A new law went into effect in Arizona this week, requiring a screening for SCID, Severe Combined Immunodeficiency Syndrome, in newborns.
It's a very rare condition where a baby is born without the ability to fight off disease. A Valley family testified during committee hearings to help push the bill into law.
Anyone who saw 2-year-old Angel spinning and playing with his siblings today would never know that he spent almost the first year of his life in the hospital.
"I just sat there and I looked at him and I just started crying," said Angel's mom, Rachael Pirie.
Pirie was given the tough news that her youngest son was diagnosed with SCID when he was three months old. What started off as a bad cough, turned into a life-saving diagnosis.
At Phoenix Children's Hospital, Angel was kept in isolation. His parents had to wear masks and growns to hold him.
"He really is just in a bubble," said Pirie. "He couldn't come out of his room."
SCID is rare. It affects about 100 babies born in the U.S. each year, with about two to four diagnosed in Arizona each year. It's also much more common in the Native American and Hispanic communities.
"When I found out that a bunch of states screened and Arizona didn't, I was very disappointed," said Pirie.
"As of Wednesday, we've been testing all new born babies for SCID," said Dr.
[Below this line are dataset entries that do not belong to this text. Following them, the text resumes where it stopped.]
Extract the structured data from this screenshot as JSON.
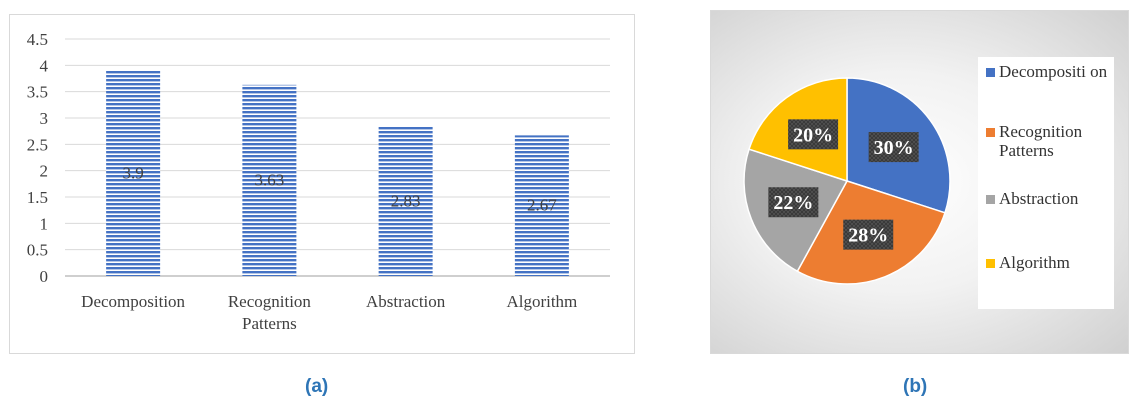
{
  "chart_data": [
    {
      "type": "bar",
      "categories": [
        "Decomposition",
        "Recognition Patterns",
        "Abstraction",
        "Algorithm"
      ],
      "values": [
        3.9,
        3.63,
        2.83,
        2.67
      ],
      "data_labels": [
        "3.9",
        "3.63",
        "2.83",
        "2.67"
      ],
      "yticks": [
        "0",
        "0.5",
        "1",
        "1.5",
        "2",
        "2.5",
        "3",
        "3.5",
        "4",
        "4.5"
      ],
      "ylim": [
        0,
        4.5
      ],
      "grid": true,
      "bar_color": "#4472c4",
      "bar_pattern": "horizontal-stripes"
    },
    {
      "type": "pie",
      "labels": [
        "Decomposition",
        "Recognition Patterns",
        "Abstraction",
        "Algorithm"
      ],
      "legend_labels": [
        "Decompositi on",
        "Recognition Patterns",
        "Abstraction",
        "Algorithm"
      ],
      "values": [
        30,
        28,
        22,
        20
      ],
      "data_labels": [
        "30%",
        "28%",
        "22%",
        "20%"
      ],
      "colors": [
        "#4472c4",
        "#ed7d31",
        "#a5a5a5",
        "#ffc000"
      ],
      "legend_position": "right"
    }
  ],
  "panel_labels": [
    "(a)",
    "(b)"
  ]
}
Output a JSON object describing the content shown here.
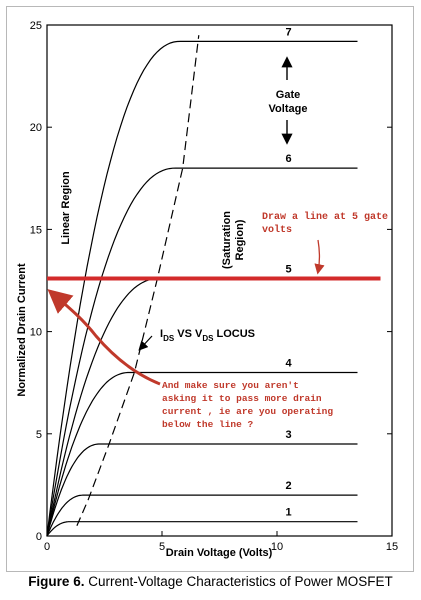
{
  "chart_data": {
    "type": "line",
    "title": "",
    "xlabel": "Drain Voltage (Volts)",
    "ylabel": "Normalized Drain Current",
    "xlim": [
      0,
      15
    ],
    "ylim": [
      0,
      25
    ],
    "xticks": [
      "0",
      "5",
      "10",
      "15"
    ],
    "yticks": [
      "0",
      "5",
      "10",
      "15",
      "20",
      "25"
    ],
    "grid": false,
    "series": [
      {
        "name": "1",
        "saturation_current": 0.7,
        "saturation_voltage": 1.0,
        "end_voltage": 13.5
      },
      {
        "name": "2",
        "saturation_current": 2.0,
        "saturation_voltage": 1.6,
        "end_voltage": 13.5
      },
      {
        "name": "3",
        "saturation_current": 4.5,
        "saturation_voltage": 2.3,
        "end_voltage": 13.5
      },
      {
        "name": "4",
        "saturation_current": 8.0,
        "saturation_voltage": 3.6,
        "end_voltage": 13.5
      },
      {
        "name": "5",
        "saturation_current": 12.6,
        "saturation_voltage": 4.9,
        "end_voltage": 13.5
      },
      {
        "name": "6",
        "saturation_current": 18.0,
        "saturation_voltage": 5.6,
        "end_voltage": 13.5
      },
      {
        "name": "7",
        "saturation_current": 24.2,
        "saturation_voltage": 5.8,
        "end_voltage": 13.5
      }
    ],
    "locus": {
      "style": "dashed",
      "x": [
        1.3,
        1.8,
        2.7,
        3.8,
        4.8,
        5.9,
        6.6
      ],
      "y": [
        0.5,
        1.8,
        4.5,
        8.0,
        12.6,
        18.0,
        24.5
      ]
    },
    "reference_line": {
      "y": 12.6,
      "x": [
        0,
        14.5
      ],
      "color": "#d32b2b"
    },
    "annotations": {
      "linear_region": "Linear Region",
      "saturation_region": [
        "(Saturation",
        "Region)"
      ],
      "gate_voltage": [
        "Gate",
        "Voltage"
      ],
      "locus_label": {
        "i": "I",
        "ds": "DS",
        "vs": " VS V",
        "ds2": "DS",
        "locus": " LOCUS"
      },
      "red_note_top": [
        "Draw a line at 5 gate",
        "volts"
      ],
      "red_note_bottom": [
        "And make sure you aren't",
        "asking it to pass more drain",
        "current , ie are you operating",
        "below the line ?"
      ]
    },
    "colors": {
      "curve": "#000000",
      "annotation": "#c0392b"
    }
  },
  "caption": {
    "figure": "Figure 6.",
    "text": " Current-Voltage Characteristics of Power MOSFET"
  }
}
Cara Christ with Arizona Health Services.
Christ was a big advocate, supporting Governor Doug Ducey's push to add SCID to the list of 30 diseases babies are already screened for a birth.
"The earlier you identify these kids, the better chance you have of implementing treatement earlier and preventing those infections," said Christ.
The treatments can range from mild to extreme.
In Angel's case, he had to have a bone marrow transplant. But is doing very well today.
"It's still unbelievable, even just a year later and he's thriving, it still just feels unreal," said Pirie.
The Navajo Nation is an exception in Arizona. They have been screening for SCID in newborns since 2006.